2) DP Matrix-Matrix multiplies. IBM added DP support to their VMX set for Cell (though at 10% the execution rate), check.
[...]
...clearly Cell is meant as a supercomputer first and a PS3 second.
I think you've refuted your own argument there: double precision floating point performance is critical for true supercomputing. (In supercomputing circles DP and SP are often referred to as "full precision" and "half precision", respectively, which should give you a better idea of how they view things.)
In contrast, SP is plenty of accuracy for things like rendering and game physics, since (very loosely speaking) as long as you're within a fraction of a pixel of the right answer you don't need any more accuracy.
I'd say the Cell architecture is very well suited for supercomputing as well as gaming, but the announced Cell implementation appears to me to be clearly targeted at the PS3. They'll have to come out with a "Cell HPC Edition" that has much better DP performance before they take over supercomputing. Not that I don't expect that they're working on that as we speak...
Scalar performance -- Unimpressed! by tarpitcod · 2005-03-25 03:28 · Score: 3, Interesting

What's the scalar performance of one of these beasties?

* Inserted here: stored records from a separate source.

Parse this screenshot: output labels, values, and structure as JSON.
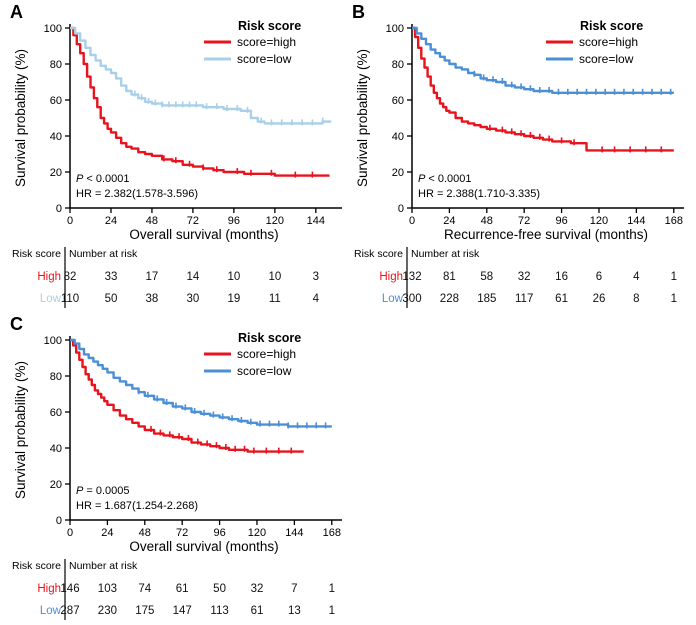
{
  "page": {
    "background": "#ffffff"
  },
  "chart_data": [
    {
      "type": "line",
      "subtype": "kaplan-meier",
      "panel_label": "A",
      "xlabel": "Overall survival (months)",
      "ylabel": "Survival probability (%)",
      "xlim": [
        0,
        157
      ],
      "ylim": [
        0,
        100
      ],
      "xticks": [
        0,
        24,
        48,
        72,
        96,
        120,
        144
      ],
      "yticks": [
        0,
        20,
        40,
        60,
        80,
        100
      ],
      "grid": false,
      "legend_title": "Risk score",
      "legend_position": "top-right",
      "annotations": [
        "P < 0.0001",
        "HR = 2.382(1.578-3.596)"
      ],
      "series": [
        {
          "name": "score=high",
          "color": "#e8131d",
          "step_points": [
            [
              0,
              100
            ],
            [
              2,
              96
            ],
            [
              4,
              91
            ],
            [
              6,
              86
            ],
            [
              8,
              80
            ],
            [
              10,
              73
            ],
            [
              12,
              67
            ],
            [
              14,
              61
            ],
            [
              16,
              56
            ],
            [
              18,
              50
            ],
            [
              20,
              47
            ],
            [
              22,
              44
            ],
            [
              24,
              42
            ],
            [
              27,
              39
            ],
            [
              30,
              36
            ],
            [
              33,
              34
            ],
            [
              36,
              33
            ],
            [
              40,
              31
            ],
            [
              44,
              30
            ],
            [
              48,
              29
            ],
            [
              54,
              27
            ],
            [
              60,
              26
            ],
            [
              66,
              24
            ],
            [
              72,
              23
            ],
            [
              78,
              22
            ],
            [
              84,
              21
            ],
            [
              90,
              20
            ],
            [
              96,
              20
            ],
            [
              102,
              19
            ],
            [
              110,
              19
            ],
            [
              120,
              18
            ],
            [
              152,
              18
            ]
          ],
          "censor_x": [
            55,
            62,
            70,
            78,
            86,
            98,
            106,
            118,
            132,
            142
          ]
        },
        {
          "name": "score=low",
          "color": "#a9cfe9",
          "step_points": [
            [
              0,
              100
            ],
            [
              3,
              97
            ],
            [
              6,
              93
            ],
            [
              9,
              89
            ],
            [
              12,
              85
            ],
            [
              15,
              82
            ],
            [
              18,
              79
            ],
            [
              21,
              77
            ],
            [
              24,
              75
            ],
            [
              27,
              72
            ],
            [
              30,
              68
            ],
            [
              33,
              65
            ],
            [
              36,
              63
            ],
            [
              40,
              61
            ],
            [
              44,
              59
            ],
            [
              48,
              58
            ],
            [
              54,
              57
            ],
            [
              66,
              57
            ],
            [
              72,
              57
            ],
            [
              78,
              56
            ],
            [
              84,
              56
            ],
            [
              90,
              55
            ],
            [
              96,
              55
            ],
            [
              100,
              54
            ],
            [
              106,
              50
            ],
            [
              110,
              48
            ],
            [
              114,
              47
            ],
            [
              120,
              47
            ],
            [
              140,
              47
            ],
            [
              148,
              48
            ],
            [
              153,
              48
            ]
          ],
          "censor_x": [
            38,
            42,
            46,
            50,
            54,
            58,
            62,
            66,
            70,
            74,
            80,
            86,
            92,
            98,
            104,
            112,
            118,
            124,
            130,
            136,
            142,
            148
          ]
        }
      ],
      "risk_table": {
        "col_header": "Risk score",
        "row_header": "Number at risk",
        "rows": [
          {
            "label": "High",
            "color": "#e8131d",
            "counts": [
              82,
              33,
              17,
              14,
              10,
              10,
              3
            ]
          },
          {
            "label": "Low",
            "color": "#a9cfe9",
            "counts": [
              110,
              50,
              38,
              30,
              19,
              11,
              4
            ]
          }
        ]
      }
    },
    {
      "type": "line",
      "subtype": "kaplan-meier",
      "panel_label": "B",
      "xlabel": "Recurrence-free survival (months)",
      "ylabel": "Survival probability (%)",
      "xlim": [
        0,
        172
      ],
      "ylim": [
        0,
        100
      ],
      "xticks": [
        0,
        24,
        48,
        72,
        96,
        120,
        144,
        168
      ],
      "yticks": [
        0,
        20,
        40,
        60,
        80,
        100
      ],
      "grid": false,
      "legend_title": "Risk score",
      "legend_position": "top-right",
      "annotations": [
        "P < 0.0001",
        "HR = 2.388(1.710-3.335)"
      ],
      "series": [
        {
          "name": "score=high",
          "color": "#e8131d",
          "step_points": [
            [
              0,
              100
            ],
            [
              2,
              95
            ],
            [
              4,
              89
            ],
            [
              6,
              83
            ],
            [
              8,
              78
            ],
            [
              10,
              73
            ],
            [
              12,
              68
            ],
            [
              14,
              64
            ],
            [
              16,
              61
            ],
            [
              18,
              58
            ],
            [
              20,
              56
            ],
            [
              22,
              54
            ],
            [
              24,
              53
            ],
            [
              28,
              50
            ],
            [
              32,
              48
            ],
            [
              36,
              47
            ],
            [
              40,
              46
            ],
            [
              44,
              45
            ],
            [
              48,
              44
            ],
            [
              54,
              43
            ],
            [
              60,
              42
            ],
            [
              66,
              41
            ],
            [
              72,
              40
            ],
            [
              78,
              39
            ],
            [
              84,
              38
            ],
            [
              90,
              37
            ],
            [
              102,
              36
            ],
            [
              112,
              32
            ],
            [
              120,
              32
            ],
            [
              168,
              32
            ]
          ],
          "censor_x": [
            50,
            58,
            64,
            70,
            76,
            82,
            88,
            96,
            104,
            122,
            130,
            140,
            150,
            160
          ]
        },
        {
          "name": "score=low",
          "color": "#4b8fd6",
          "step_points": [
            [
              0,
              100
            ],
            [
              3,
              97
            ],
            [
              6,
              94
            ],
            [
              9,
              91
            ],
            [
              12,
              88
            ],
            [
              15,
              86
            ],
            [
              18,
              84
            ],
            [
              21,
              82
            ],
            [
              24,
              80
            ],
            [
              28,
              78
            ],
            [
              32,
              77
            ],
            [
              36,
              75
            ],
            [
              40,
              74
            ],
            [
              44,
              72
            ],
            [
              48,
              71
            ],
            [
              54,
              70
            ],
            [
              60,
              68
            ],
            [
              66,
              67
            ],
            [
              72,
              66
            ],
            [
              78,
              65
            ],
            [
              84,
              65
            ],
            [
              90,
              64
            ],
            [
              96,
              64
            ],
            [
              168,
              64
            ]
          ],
          "censor_x": [
            40,
            46,
            52,
            58,
            64,
            70,
            76,
            82,
            88,
            94,
            100,
            106,
            112,
            118,
            124,
            130,
            136,
            142,
            148,
            154,
            160,
            166
          ]
        }
      ],
      "risk_table": {
        "col_header": "Risk score",
        "row_header": "Number at risk",
        "rows": [
          {
            "label": "High",
            "color": "#e8131d",
            "counts": [
              132,
              81,
              58,
              32,
              16,
              6,
              4,
              1
            ]
          },
          {
            "label": "Low",
            "color": "#4b8fd6",
            "counts": [
              300,
              228,
              185,
              117,
              61,
              26,
              8,
              1
            ]
          }
        ]
      }
    },
    {
      "type": "line",
      "subtype": "kaplan-meier",
      "panel_label": "C",
      "xlabel": "Overall survival (months)",
      "ylabel": "Survival probability (%)",
      "xlim": [
        0,
        172
      ],
      "ylim": [
        0,
        100
      ],
      "xticks": [
        0,
        24,
        48,
        72,
        96,
        120,
        144,
        168
      ],
      "yticks": [
        0,
        20,
        40,
        60,
        80,
        100
      ],
      "grid": false,
      "legend_title": "Risk score",
      "legend_position": "top-right",
      "annotations": [
        "P = 0.0005",
        "HR = 1.687(1.254-2.268)"
      ],
      "series": [
        {
          "name": "score=high",
          "color": "#e8131d",
          "step_points": [
            [
              0,
              100
            ],
            [
              2,
              97
            ],
            [
              4,
              93
            ],
            [
              6,
              89
            ],
            [
              8,
              85
            ],
            [
              10,
              81
            ],
            [
              12,
              78
            ],
            [
              14,
              75
            ],
            [
              16,
              72
            ],
            [
              18,
              70
            ],
            [
              20,
              68
            ],
            [
              22,
              66
            ],
            [
              24,
              64
            ],
            [
              28,
              61
            ],
            [
              32,
              58
            ],
            [
              36,
              56
            ],
            [
              40,
              54
            ],
            [
              44,
              52
            ],
            [
              48,
              50
            ],
            [
              54,
              48
            ],
            [
              60,
              47
            ],
            [
              66,
              46
            ],
            [
              72,
              45
            ],
            [
              78,
              43
            ],
            [
              84,
              42
            ],
            [
              90,
              41
            ],
            [
              96,
              40
            ],
            [
              102,
              39
            ],
            [
              114,
              38
            ],
            [
              120,
              38
            ],
            [
              150,
              38
            ]
          ],
          "censor_x": [
            52,
            58,
            64,
            70,
            76,
            82,
            88,
            94,
            100,
            106,
            112,
            118,
            126,
            134,
            142
          ]
        },
        {
          "name": "score=low",
          "color": "#4b8fd6",
          "step_points": [
            [
              0,
              100
            ],
            [
              3,
              98
            ],
            [
              6,
              95
            ],
            [
              9,
              92
            ],
            [
              12,
              90
            ],
            [
              15,
              88
            ],
            [
              18,
              86
            ],
            [
              21,
              84
            ],
            [
              24,
              82
            ],
            [
              28,
              79
            ],
            [
              32,
              77
            ],
            [
              36,
              75
            ],
            [
              40,
              73
            ],
            [
              44,
              71
            ],
            [
              48,
              69
            ],
            [
              54,
              67
            ],
            [
              60,
              65
            ],
            [
              66,
              63
            ],
            [
              72,
              62
            ],
            [
              78,
              60
            ],
            [
              84,
              59
            ],
            [
              90,
              58
            ],
            [
              96,
              57
            ],
            [
              102,
              56
            ],
            [
              108,
              55
            ],
            [
              114,
              54
            ],
            [
              120,
              53
            ],
            [
              130,
              53
            ],
            [
              140,
              52
            ],
            [
              168,
              52
            ]
          ],
          "censor_x": [
            44,
            50,
            56,
            62,
            68,
            74,
            80,
            86,
            92,
            98,
            104,
            110,
            116,
            122,
            128,
            134,
            140,
            146,
            152,
            158,
            164
          ]
        }
      ],
      "risk_table": {
        "col_header": "Risk score",
        "row_header": "Number at risk",
        "rows": [
          {
            "label": "High",
            "color": "#e8131d",
            "counts": [
              146,
              103,
              74,
              61,
              50,
              32,
              7,
              1
            ]
          },
          {
            "label": "Low",
            "color": "#4b8fd6",
            "counts": [
              287,
              230,
              175,
              147,
              113,
              61,
              13,
              1
            ]
          }
        ]
      }
    }
  ]
}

Can an Athlon 64 / P4 beat it on scalar code? The whole HPC world has gotten boring since Cray died. Here's why I say that:

The Cray 1 had the best SCALAR and VECTOR performance in the world.

The Cray 2 was an ass kicker, the Cray 3 was a real ass kicker (if only they could build them reliably).

Cray pushed the boundaries, he pushed them too far at some points -- designing and trying to build machines that they couldn't make reliable.

So it'll be a cold day in hell before I get all fired up over the fact that someone else managed to glue together a bazillion 'killer micros' and win at Linpack...
Now if someone would bring back the idea of transputers, or we saw some *real* efforts at Dataflow and FP then I'd be excited. I'd love a PC with 8 small, simple, fast, in-order tightly bound cpus. Don't say CELL, all indications are that they will be a *real* PITA to program to get any decent performance out of.
Re:Cell vs HPC by tarpitcod · 2005-03-25 03:53 · Score: 2, Interesting

I don't think they thought that at all (Let's build a supercomputer). I think the natural problem they were trying to solve.

This is because when you have the following conditions:

-- Lots of memory bandwidth needed
-- Fast floating point
-- Parallelizable code
-- Hand tuned kernels OK

You end up with something that looks lots like a supercomputer. You just turned your compute bound problem into an IO bound problem. We may want to revise that saying -- and say 'You turned your compute bound problem into a coding problem'. Supercomputer performance seems more bound by the feasibility of extracting decent performance from the iron than it used to be -- Judging by the stuff I have read by the old-hands.